A moeda norte-americana subia no meio da tarde de ontem em relação ao real, depois de ter batido o nível mais baixo desde 31 de julho de 2015, a R$ 3,4374, na sexta-feira passada. Além da intervenção do Banco Central, que comprou dólares, a divisa foi puxada pelo anúncio do governo, que aumentou o IOF de 0,38% para 1,10% nas compras de dólares em espécie, no mercado à vista. No exterior, o índice do dólar recuava. Entre outros fatores, analistas citaram dados econômicos positivos na zona do euro, como o índice de gerentes de compras (PMI) da indústria da região, que subiu de 51,6 em março para 51,7 em abril, acima da prévia e também da previsão, ambos de 51,5.
No Brasil, o dólar fechou a R$ 3,4952, em alta de 1,68%.
Outro fator baixista para os futuros de demerara é o início da colheita de cana-de-açúcar no Centro-Sul do Brasil, que, por enquanto, ocorre sem transtornos climáticos. Segundo a meteorologia, o tempo deve continuar seco, sem risco de chuvas que possam impedir os trabalhos das máquinas nos canaviais, pelo menos até o fim de semana.
Em contrapartida, os fundos de investimento comprados podem contribuir para sustentar os futuros de demerara. Segundo relatório semanal da Comissão de Comércio de Futuros de Commodities (CFTC), fundos elevaram o saldo comprado em açúcar em 33.060 lotes na semana encerrada em 26 de abril. A posição passou de 177.262 para 210.322 lotes.
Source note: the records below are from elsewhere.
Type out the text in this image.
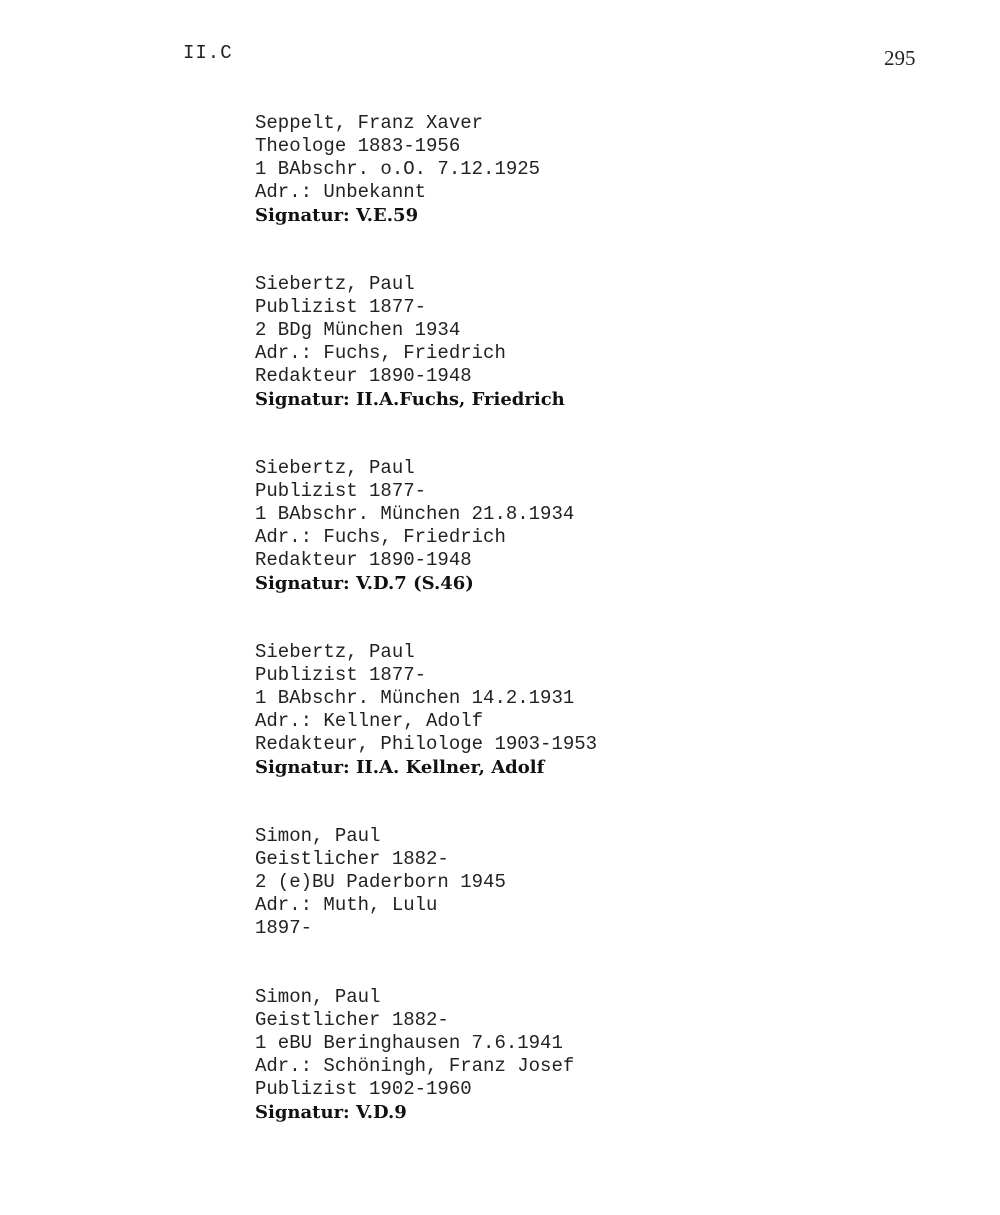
II.C	295
Seppelt, Franz Xaver
Theologe 1883-1956
1 BAbschr. o.O. 7.12.1925
Adr.: Unbekannt
Signatur: V.E.59
Siebertz, Paul
Publizist 1877-
2 BDg München 1934
Adr.: Fuchs, Friedrich
Redakteur 1890-1948
Signatur: II.A.Fuchs, Friedrich
Siebertz, Paul
Publizist 1877-
1 BAbschr. München 21.8.1934
Adr.: Fuchs, Friedrich
Redakteur 1890-1948
Signatur: V.D.7 (S.46)
Siebertz, Paul
Publizist 1877-
1 BAbschr. München 14.2.1931
Adr.: Kellner, Adolf
Redakteur, Philologe 1903-1953
Signatur: II.A. Kellner, Adolf
Simon, Paul
Geistlicher 1882-
2 (e)BU Paderborn 1945
Adr.: Muth, Lulu
1897-
Simon, Paul
Geistlicher 1882-
1 eBU Beringhausen 7.6.1941
Adr.: Schöningh, Franz Josef
Publizist 1902-1960
Signatur: V.D.9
O diretor da Archer Consulting, Arnaldo Luiz Corrêa, informa que, no curto prazo, o mercado mostra-se baixista, por causa da colheita, mas o aumento da posição comprada pelos fundos de investimento contraria essa tendência. Em compensação, no longo prazo, apesar do fundamento positivo de déficit de açúcar na oferta global, o fraco desempenho do mercado físico e dos spreads não confirma esse movimento.

A Secretaria de Comércio Exterior (Secex), do Ministério do Desenvolvimento, Indústria e Comércio Exterior (MDIC), divulgou ontem que o Brasil exportou em abril 1,528 milhão de toneladas de açúcar bruto e refinado, volume 26,48% menor que as 2,078 milhões de toneladas embarcadas em março e 72,4% superior ante as 886,2 mil toneladas registradas em igual mês de 2015.
Os indicadores gráficos dos futuros de demerara apontam mercado sobrecomprado, sugerindo correção técnica. Os contratos podem testar o suporte psicológico a 16 cents. Na parte de cima, a resistência é de 16,50 cents. Outras resistências estão em 16,63 cents e 16,75 cents.
Os futuros de açúcar em Nova York trabalharam no terreno negativo em boa parte do pregão de ontem. O vencimento julho encerrou em queda de 0,67% (11 pontos), a 16,21 cents. A máxima foi de 16,47 cents (mais 15 pontos). A mínima bateu 16,04 cents (menos 28 pontos).
O valor à vista em reais do indicador do açúcar Esalq fechou ontem a R$ 75,46/saca (+ 0,37%). Em dólar, o preço ficou em US$ 21,62/saca (-1,10%).